HB 1840, by Rep. Roger Goodman (D-Kirkland): Prohibits possession of a firearm by a person who has a civil protection order against them that restricts them from contacting another person. Under current state law, a person may not possess a firearm if they have been convicted of a “serious offense”, which includes a number of violent crimes. On a federal level, a person cannot possess a firearm if they have been convicted of domestic violence or are subject to certain restraining orders. In other words, it’s not until there is a conviction, or unless the case involves a specific type of restraining order, that a person subject to a civil protection order would be prohibited from possessing a firearm. This bill seeks to extend the prohibition to begin as soon as a civil protection order is issued against the person.

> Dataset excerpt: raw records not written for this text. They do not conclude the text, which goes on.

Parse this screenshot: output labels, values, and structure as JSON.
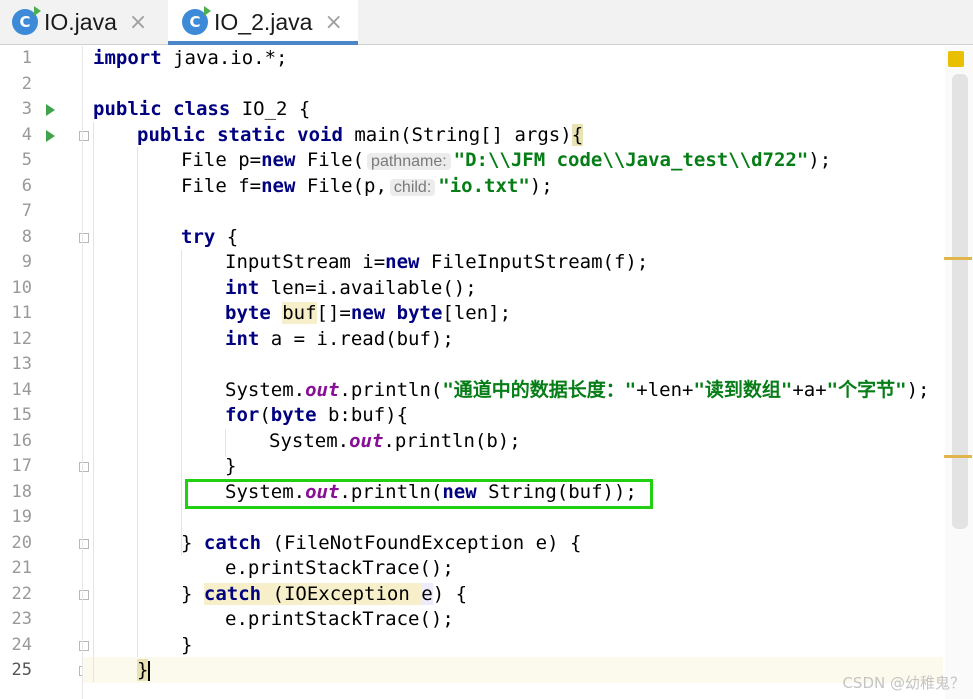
{
  "tabs": [
    {
      "icon": "C",
      "label": "IO.java",
      "close": "×"
    },
    {
      "icon": "C",
      "label": "IO_2.java",
      "close": "×"
    }
  ],
  "gutter": {
    "line_numbers": [
      "1",
      "2",
      "3",
      "4",
      "5",
      "6",
      "7",
      "8",
      "9",
      "10",
      "11",
      "12",
      "13",
      "14",
      "15",
      "16",
      "17",
      "18",
      "19",
      "20",
      "21",
      "22",
      "23",
      "24",
      "25"
    ]
  },
  "code": {
    "l1": {
      "kw": "import",
      "rest": " java.io.*;"
    },
    "l3": {
      "kw": "public class",
      "rest": " IO_2 {"
    },
    "l4": {
      "kw": "public static void",
      "rest": " main(String[] args)",
      "brace": "{"
    },
    "l5": {
      "a": "File p=",
      "kw": "new",
      "b": " File(",
      "hint": "pathname:",
      "str": "\"D:\\\\JFM code\\\\Java_test\\\\d722\"",
      "end": ");"
    },
    "l6": {
      "a": "File f=",
      "kw": "new",
      "b": " File(p,",
      "hint": "child:",
      "str": "\"io.txt\"",
      "end": ");"
    },
    "l8": {
      "kw": "try",
      "rest": " {"
    },
    "l9": {
      "a": "InputStream i=",
      "kw": "new",
      "b": " FileInputStream(f);"
    },
    "l10": {
      "kw": "int",
      "rest": " len=i.available();"
    },
    "l11": {
      "kw": "byte",
      "sp": " ",
      "var": "buf",
      "a": "[]=",
      "kw2": "new",
      "sp2": " ",
      "kw3": "byte",
      "b": "[len];"
    },
    "l12": {
      "kw": "int",
      "rest": " a = i.read(buf);"
    },
    "l14": {
      "a": "System.",
      "fld": "out",
      "b": ".println(",
      "s1": "\"通道中的数据长度：\"",
      "c": "+len+",
      "s2": "\"读到数组\"",
      "d": "+a+",
      "s3": "\"个字节\"",
      "e": ");"
    },
    "l15": {
      "kw": "for",
      "a": "(",
      "kw2": "byte",
      "b": " b:buf){"
    },
    "l16": {
      "a": "System.",
      "fld": "out",
      "b": ".println(b);"
    },
    "l17": {
      "a": "}"
    },
    "l18": {
      "a": "System.",
      "fld": "out",
      "b": ".println(",
      "kw": "new",
      "c": " String(buf));"
    },
    "l20": {
      "a": "} ",
      "kw": "catch",
      "b": " (FileNotFoundException e) {"
    },
    "l21": {
      "a": "e.printStackTrace();"
    },
    "l22": {
      "a": "} ",
      "kw": "catch",
      "b": " (IOException",
      "sp": " ",
      "name": "e",
      "c": ") {"
    },
    "l23": {
      "a": "e.printStackTrace();"
    },
    "l24": {
      "a": "}"
    },
    "l25": {
      "brace": "}"
    }
  },
  "watermark": "CSDN @幼稚鬼？",
  "colors": {
    "keyword": "#000080",
    "string": "#067d17",
    "field": "#871094",
    "highlight_box": "#22d012",
    "tab_underline": "#4a86c8"
  }
}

This bill is a reflection of many cases nationwide in which women have become victims of serious and fatal gunshot wounds while under a protection order. This bill is scheduled for a hearing at 1:30pm on March 25 in the Senate Law & Justice Committee.

HB 1612, by Rep. Mike Hope (R-Marysville): Requires the Washington State Patrol (WSP) to maintain a central registry of firearm offenders. WSP currently maintains such records for many criminal justice purposes, including the sex and kidnapping offender registries that have been in existence since 1990.

The firearm registry would include firearm offenders who have been convicted, or found not guilty by reason of insanity, of various felony firearm offenses. The registry is for law enforcement purposes only and would not be subject to public disclosure. The list would include name and aliases, address, identifying marks and physical description, details of the offense and where the person has registered firearms.

This bill is in the Senate but has not yet been scheduled for a hearing.